Carlota apartó la mirada de su padre y miró el trozo de mármol negro donde con letras doradas estaba escrito el nombre de su madre. Después miró a su padre y pensó para sí misma:

Cómo voy festejar que mi madre está ahí dentro, inmóvil, sin vida. Como voy a estar contenta si cuando me voy a la cama no me besa en la frente, como voy estar contenta si cuando me caigo no está para sonreírme y aliviarme con sus caricias.

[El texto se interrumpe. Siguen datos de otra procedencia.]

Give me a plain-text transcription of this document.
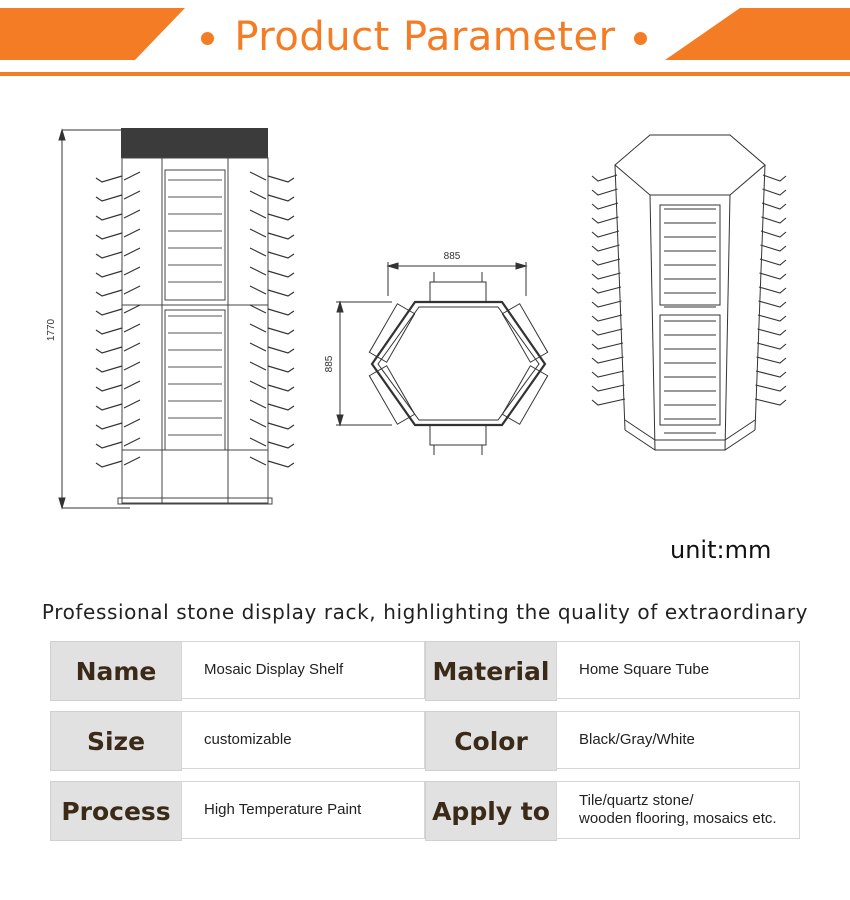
Product Parameter
1770
885
885
unit:mm
Professional stone display rack, highlighting the quality of extraordinary
Name	Mosaic Display Shelf	Material	Home Square Tube
Size	customizable	Color	Black/Gray/White
Process	High Temperature Paint	Apply to	Tile/quartz stone/
wooden flooring, mosaics etc.
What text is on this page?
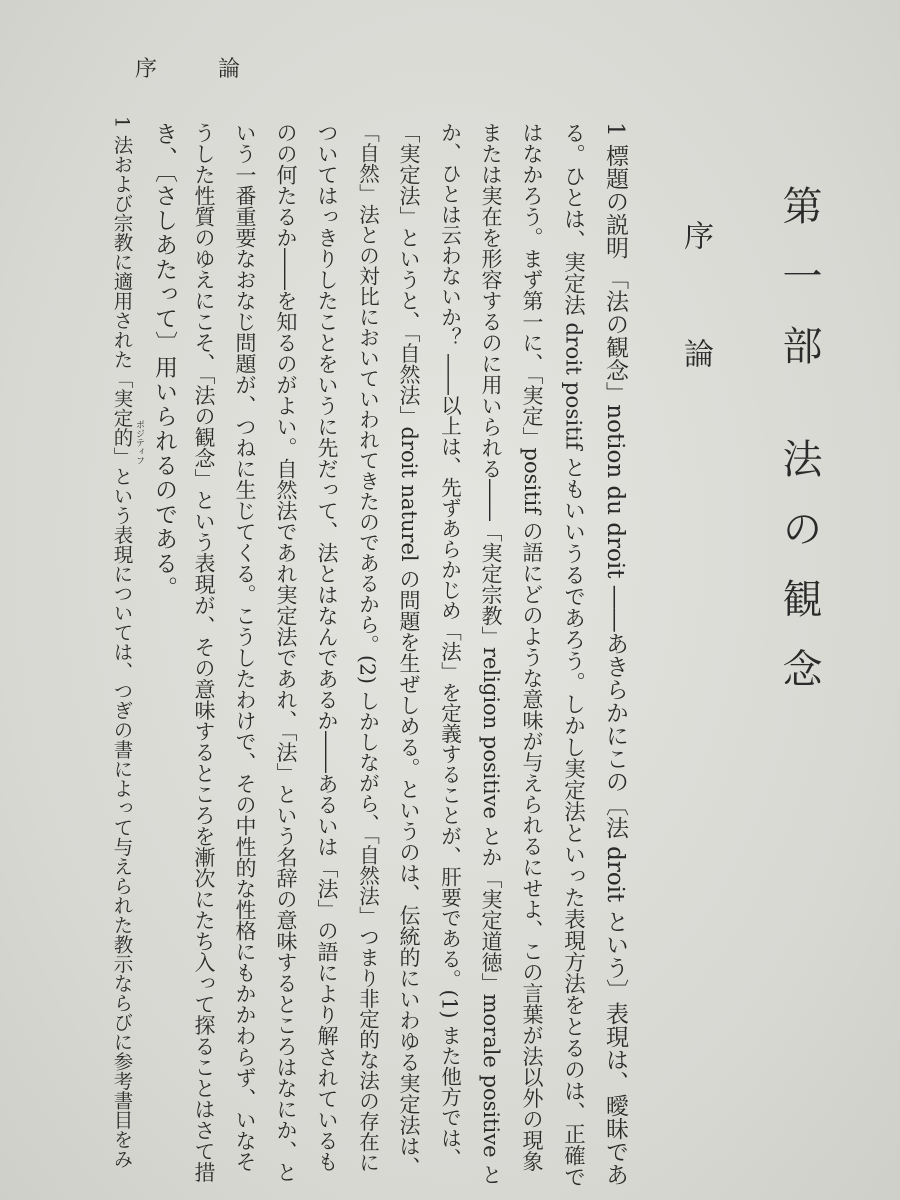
序	論
第一部 法の観念
序
論
1 標題の説明 「法の観念」notion du droit ――あきらかにこの〔法 droit という〕表現は、曖昧であ
る。ひとは、実定法 droit positif ともいいうるであろう。しかし実定法といった表現方法をとるのは、正確で
はなかろう。まず第一に、「実定」positif の語にどのような意味が与えられるにせよ、この言葉が法以外の現象
または実在を形容するのに用いられる――「実定宗教」religion positive とか「実定道徳」morale positive と
か、ひとは云わないか？ ――以上は、先ずあらかじめ「法」を定義することが、肝要である。(1) また他方では、
「実定法」というと、「自然法」droit naturel の問題を生ぜしめる。というのは、伝統的にいわゆる実定法は、
「自然」法との対比においていわれてきたのであるから。(2) しかしながら、「自然法」つまり非定的な法の存在に
ついてはっきりしたことをいうに先だって、法とはなんであるか――あるいは「法」の語により解されているも
のの何たるか――を知るのがよい。自然法であれ実定法であれ、「法」という名辞の意味するところはなにか、と
いう一番重要なおなじ問題が、つねに生じてくる。こうしたわけで、その中性的な性格にもかかわらず、いなそ
うした性質のゆえにこそ、「法の観念」という表現が、その意味するところを漸次にたち入って探ることはさて措
き、〔さしあたって〕用いられるのである。
1 法および宗教に適用された「実定的」という表現については、つぎの書によって与えられた教示ならびに参考書目をみ ポジティフ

Tu si estarás contento, porque ya no está gritándote por llegar borracho y haberte gastado todo el dinero que teníamos para comer, y estarás contento porque no te atraviesa con su mirada cada vez que me golpeas en la cabeza por molestarte con” tonterías”, y estarás contento porque ya no tendrás que pegarle más para que aprenda a ser una “buena mujer”. Quizás dentro de un año, aquí mismo, también de la mano de la abuelita yo estaré feliz, mostrando mi mejor sonrisa, festejando el día de los muertos porque tú serás uno de ellos. Si papa, porque no le dije nada al juez no porque te tenga miedo, no. No le dije nada, porque no quiero que te metan en la cárcel papi, quiero matarte yo con mis manitas regordetas de cerdita como a ti te gusta llamarlas mientras te ríes y me golpeas en el culo con tu bota reluciente gracias a mis manitas regordetas de cerdita que las estuvieron limpiando en lugar de hacer la redacción que mandó el profe de Lengua.  Y estoy esperando Papi, porque no tengo la fuerza suficiente para clavarte el cuchillo en la garganta y cruzarla hasta abrirte una sonrisa en el cuello como la que siempre me muestras cuando me caigo. Espero que no tarde mucho en llegar ese día papi, el día en que te acostarás borracho otra vez y no te volverás a despertar. El día en que yo seré libre, mama descansará tranquila y todos celebraremos el día de los muertos porque tú serás uno de ellos.

Carlota miró fijamente a su padre, una lágrima se deslizó por su rosada mejilla y al llegar a la comisura de los labios su boca dibujo una pequeña y pícara sonrisa. Fue entonces cuando su padre notó esa mano invisible en su garganta.